As infinitely clever as the plot itself, are the literary devices that infuse every page. Savvy readers will get shivers. I would love to confiscate a grade 6 or 7 class and read this aloud. Consider verb usage:" Were those cumulonimbus clouds skulking under the half moon?"; alliteration ( 4 bs on one sentence)" the Belfry's Bronze Bell Began to toll"; literal and figurative meanings used simultaneously, such as the word "shock."
Silly and wonderful chapter headings, interruptions by the narrator for backstory, emails, National Globe articles, phone conversations with Environment Canada and even insight into 18th Century journal entries, make this novel fresh and inviting. It is like nothing I have read before.
And it is funny. Really funny. For example, a lame comeback care of Newton prompts the narrator to observe: "These were the second stupidest words ever spoken by a Starker. The stupidest being when Andrew Starker ran towards a summer storm, clutching a lightning rod and shouting 'Give it your best shot, you spawns of the Devil!' They did. He died."
This book is ridiculously, giddily, brightly and wonderfully constructed making for the ultimate fresh and funny read.
Out of the hundreds of YA books I read for my work a year, I find but a handful that really make me want to start a sentence with, "Hi I'm Rachel. Go read *insert fantastic novel here*
If I were still wiling away my post-university hours at the World's Biggest Bookstore, I would be handselling this like mad to anyone who appreciated a great yarn ---regardless of minute details like age-classification and genre.
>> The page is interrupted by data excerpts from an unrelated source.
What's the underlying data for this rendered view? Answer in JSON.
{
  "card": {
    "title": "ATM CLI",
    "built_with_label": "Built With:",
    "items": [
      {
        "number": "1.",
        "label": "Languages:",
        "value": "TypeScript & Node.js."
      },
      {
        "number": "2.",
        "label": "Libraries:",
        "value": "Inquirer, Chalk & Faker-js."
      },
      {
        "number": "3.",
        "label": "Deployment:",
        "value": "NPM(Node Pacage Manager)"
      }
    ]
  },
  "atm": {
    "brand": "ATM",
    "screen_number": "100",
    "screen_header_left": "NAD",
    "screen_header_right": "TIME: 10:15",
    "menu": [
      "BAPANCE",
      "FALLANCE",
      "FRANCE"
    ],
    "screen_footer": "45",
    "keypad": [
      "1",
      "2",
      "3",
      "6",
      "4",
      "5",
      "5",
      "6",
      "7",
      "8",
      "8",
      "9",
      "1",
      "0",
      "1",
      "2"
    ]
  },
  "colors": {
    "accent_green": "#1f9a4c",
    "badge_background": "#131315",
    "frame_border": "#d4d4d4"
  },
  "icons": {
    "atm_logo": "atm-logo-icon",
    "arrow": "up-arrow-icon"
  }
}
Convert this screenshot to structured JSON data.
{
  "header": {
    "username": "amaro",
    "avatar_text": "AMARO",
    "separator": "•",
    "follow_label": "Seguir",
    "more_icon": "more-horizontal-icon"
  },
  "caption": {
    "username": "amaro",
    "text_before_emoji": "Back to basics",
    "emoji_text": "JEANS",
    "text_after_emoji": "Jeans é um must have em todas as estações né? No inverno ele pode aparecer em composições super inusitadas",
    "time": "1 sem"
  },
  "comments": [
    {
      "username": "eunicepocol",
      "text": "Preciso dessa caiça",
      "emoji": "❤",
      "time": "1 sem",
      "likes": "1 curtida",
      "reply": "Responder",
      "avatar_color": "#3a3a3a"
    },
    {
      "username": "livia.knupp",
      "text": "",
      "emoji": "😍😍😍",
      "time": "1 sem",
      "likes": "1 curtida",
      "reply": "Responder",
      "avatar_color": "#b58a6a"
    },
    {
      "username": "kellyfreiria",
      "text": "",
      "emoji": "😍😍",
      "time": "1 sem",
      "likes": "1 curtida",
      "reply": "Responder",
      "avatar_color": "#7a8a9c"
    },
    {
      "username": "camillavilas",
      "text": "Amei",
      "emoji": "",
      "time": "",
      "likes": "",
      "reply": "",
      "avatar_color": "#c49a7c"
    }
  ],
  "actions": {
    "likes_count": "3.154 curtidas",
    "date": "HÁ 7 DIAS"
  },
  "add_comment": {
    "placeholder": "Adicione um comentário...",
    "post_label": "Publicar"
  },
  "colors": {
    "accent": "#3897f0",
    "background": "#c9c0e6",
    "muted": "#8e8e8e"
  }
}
Newton likes to ready himself for adventure (read: impending doom )with a bold: "Okay Newton, time to take on the world!"
And, you know what?, I really really think he should!
Here's some good stuff for you to look at: Arthur Slade's erudite blog;
And, here you will find some of Arthur Slade's guest blogs at Harper Collins' the Savvy Reader
Finally, my LM Montgomery experiment continues here at Maud and Me
Your description does not leave me indifferent.
But, please, what means YA?????
I use YA as an acronym for Young Adult fiction
Thank you, Rachel, ya, ya, mon général (old movie with Jerry Lewis in its French version).
Now I am ready to jolt myself in this book.